Bottom Line
It’s not a great sign when a company that has only been public for a month is already disclosing less information to investors.
Lyft’s decision to no longer disclose ride numbers or the value of rides booked shows us management no longer wants investors or drivers to be able to track the company’s cut of each fare or their per ride losses, which are substantial.
It will now be harder to track the underlying trends at the company which are driven off bookings and rides, not revenue and users.
Disclosure aside, Lyft (NASDAQ: LYFT) put out earnings that will likely leave the market unimpressed.
The company touted 95% year-over-year revenue growth, which was solid, but if investors looked a little deeper, they would have noticed losses still increased slightly over a year ago.
On an absolute basis, revenue was up $380 million, but costs increased $400 million, widening the company’s losses to $1 billion on an annual basis.
At this burn rate, Lyft’s $3.5 billion of cash gives it a three-year window to break-even or come back to the market with hat in hand.
As we pointed out in our Uber deep-dive, Lyft’s fixed costs are not scaling as the company grows.
We are concerned Lyft is a company that is fundamentally unable to turn a profit.
At a $20 billion valuation, we are sitting on the sidelines until Lyft can prove there is a clear path to profitability.
Our preferred way to play ride-hailing stocks is through a pair trade.
Buy Uber this Friday to take advantage of it’s better underlying economics and lower per ride losses while shorting Lyft.
We think this is a winning trade with all of the uncertainty swirling around the viability of the ride-hailing business model.
Operational Review
After a less than stellar debut on public markets, Lyft Q1 2019 earnings were released today. Lyft’s earnings came out just prior to competitor Uber’s IPO debut this Friday.
Lyft’s stock fell in after-hours trading after the earnings call and was down slightly by about 1% as of the time of this writing.
With Wall Street consensus of -$1.81 earnings per share for the quarter, Lyft performed much worse than expected on the bottom line coming in at losses of $9.04 per share. Lyft’s top line revenue, however, came in above consensus with the ride-hailing company posting revenues of $776 million, 5% better than estimates of $739.5 million.
Forward guidance from the company was also mixed. Lyft guided revenues of between $800 million and $810 million and adjusted EBITDA losses of $270 million and $280 million for the second quarter of 2019. Full-year 2019 guidance from the company estimated revenues of between $3.275 billion and $3.3 billion with adjusted EBITDA losses of between $1.15 billion and $1.175 billion.
Despite the large losses, the company did continue to post impressive growth numbers, however. Quarterly revenues grew 95% year over year, active riders grew 46% year over year and revenue per active rider grew 34% year over year.

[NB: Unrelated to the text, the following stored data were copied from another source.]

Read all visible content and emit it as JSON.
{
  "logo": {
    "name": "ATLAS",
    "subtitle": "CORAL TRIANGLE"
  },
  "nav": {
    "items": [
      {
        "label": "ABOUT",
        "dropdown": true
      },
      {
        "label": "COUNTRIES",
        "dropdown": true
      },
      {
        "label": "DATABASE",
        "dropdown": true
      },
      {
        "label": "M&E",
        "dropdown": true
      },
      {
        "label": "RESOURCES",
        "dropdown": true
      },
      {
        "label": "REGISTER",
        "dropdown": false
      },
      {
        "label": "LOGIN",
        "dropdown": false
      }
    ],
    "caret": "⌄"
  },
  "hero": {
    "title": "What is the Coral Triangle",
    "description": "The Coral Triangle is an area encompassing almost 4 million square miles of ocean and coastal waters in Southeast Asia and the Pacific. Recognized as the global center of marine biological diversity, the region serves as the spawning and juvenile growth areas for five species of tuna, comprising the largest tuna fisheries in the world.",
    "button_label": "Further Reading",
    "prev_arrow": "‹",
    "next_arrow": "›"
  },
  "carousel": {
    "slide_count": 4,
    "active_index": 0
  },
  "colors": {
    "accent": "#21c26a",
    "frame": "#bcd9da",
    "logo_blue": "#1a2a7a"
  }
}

Since the Lyft IPO on March 29, the stock has not performed well, down over 20%.
Lyft Share Performance Since IPO
Compare this performance to that of other recent tech IPOs such as social network cum ad platform Pinterest (NYSE: PINS) and video calling platform Zoom (NASDAQ: ZM). Those two stocks have been off to a great start, with both up nearly 20% since their debuts, so Lyft needed these earnings to show the markets their value, which they definitely did not.
Share Performance Since IPO of Lyft, Pinterest and Zoom
One positive bit of news for Lyft though was an announcement that they are partnering with Waymo, the self-driving arm of Alphabet (NASDAQ: GOOG), to incorporate some of Waymo’s autonomous vehicles into Lyft’s fleet in Phoenix. If this small 10 vehicle partnership is a sign that Lyft is cozying up with the division of Google’s parent company that could mean Lyft may be able to pull ahead in the robo-taxi race with Uber.
Overall this earnings release did nothing to reassure investors that Lyft will one day be a profitable ride-hailing juggernaut.